Im Gastblog erklärt Rechtsanwältin Theresa Kamp, wie die Vermögensaufteilung im Zuge einer Scheidung abläuft.

Eine Grundidee haben viele Menschen: dass Dinge, die während der Ehe erwirtschaftet wurden, bei einer Scheidung aufzuteilen sind. Immer wieder erlebt man, dass Menschen das wollen, was ihnen "gesetzlich zusteht", dann aber doch überrascht sind über geltendes Recht.

Ganz grundsätzlich lässt sich sagen, dass niemand besonders gern das "eigene" Geld teilt. Schon gar nicht mit einer Person, von der man in Zukunft nichts mehr hat. Das ist menschlich. Das Recht versucht, einen Ausgleich zu schaffen und faire Lösungen zu ermöglichen.

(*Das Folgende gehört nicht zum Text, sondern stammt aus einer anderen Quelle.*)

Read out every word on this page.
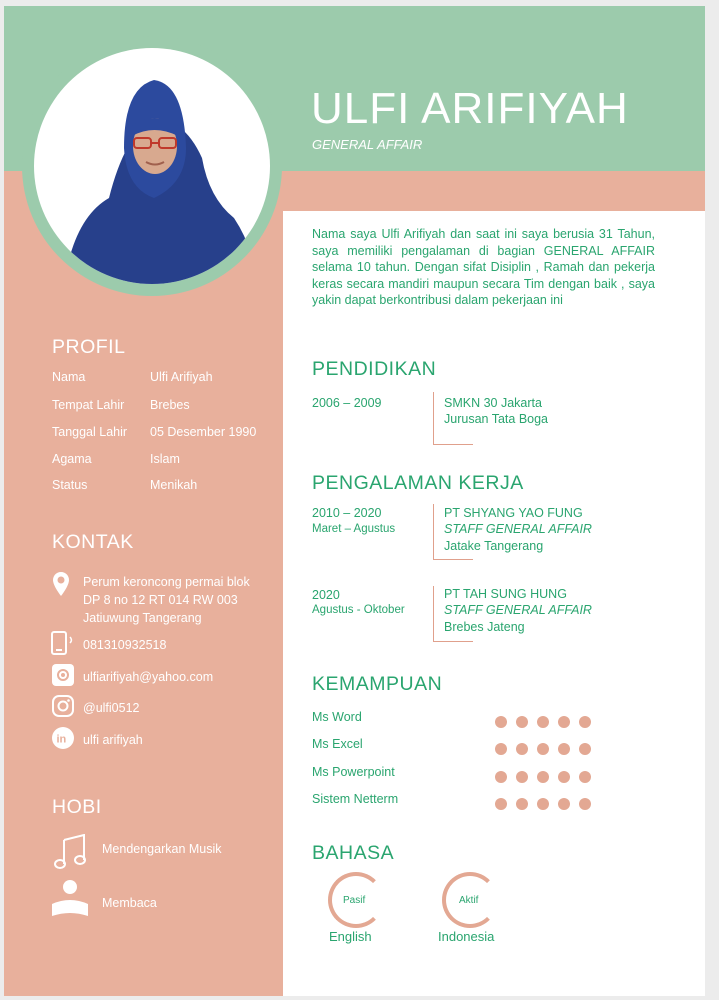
ULFI ARIFIYAH
GENERAL AFFAIR
Nama saya Ulfi Arifiyah dan saat ini saya berusia 31 Tahun, saya memiliki pengalaman di bagian GENERAL AFFAIR selama 10 tahun. Dengan sifat Disiplin , Ramah dan pekerja keras secara mandiri maupun secara Tim dengan baik , saya yakin dapat berkontribusi dalam pekerjaan ini
PROFIL
Nama	Ulfi Arifiyah
Tempat Lahir Brebes
Tanggal Lahir 05 Desember 1990
Agama	Islam
Status	Menikah
KONTAK
Perum keroncong permai blok
DP 8 no 12 RT 014 RW 003
Jatiuwung Tangerang
081310932518
ulfiarifiyah@yahoo.com
@ulfi0512
in ulfi arifiyah
HOBI
Mendengarkan Musik
Membaca
PENDIDIKAN
2006 – 2009	SMKN 30 Jakarta
Jurusan Tata Boga
PENGALAMAN KERJA
2010 – 2020
Maret – Agustus
PT SHYANG YAO FUNG
STAFF GENERAL AFFAIR
Jatake Tangerang
2020
Agustus - Oktober
PT TAH SUNG HUNG
STAFF GENERAL AFFAIR
Brebes Jateng
KEMAMPUAN
Ms Word
Ms Excel
Ms Powerpoint
Sistem Netterm
BAHASA
Pasif
English
Aktif
Indonesia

Wie sieht die rechtliche Situation aus? 

Wurde nichts anderes vereinbart, gilt grundsätzlich während der Ehe Gütertrennung. Das heißt vereinfacht, jedem gehört seins. Verdient die Ehefrau überdurchschnittlich gut und kann sich davon etwas wegsparen, ist das während der Ehe ihr Eigentum. Diese Situation der Gütertrennung ändert sich aber bei einer Scheidung. Da kommt es nämlich dann zur Güterteilhabe. Das bedeutet, dass eheliches Vermögen (Ersparnisse und eheliches Gebrauchsvermögen) plötzlich geteilt wird. Die Idee ist, dass die ehelichen Errungenschaften, also das, "was man sich gemeinsam aufgebaut hat", aufgeteilt werden sollen.

Ehefrau und Ehemann teilen sich im Zuge der der Scheidung Haus und Auto
Welches Vermögen bei einer Scheidung zwischen den Personen aufzuteilen ist, hängt von mehreren Faktoren ab. Dabei geht es auch um das Einhalten von Fristen.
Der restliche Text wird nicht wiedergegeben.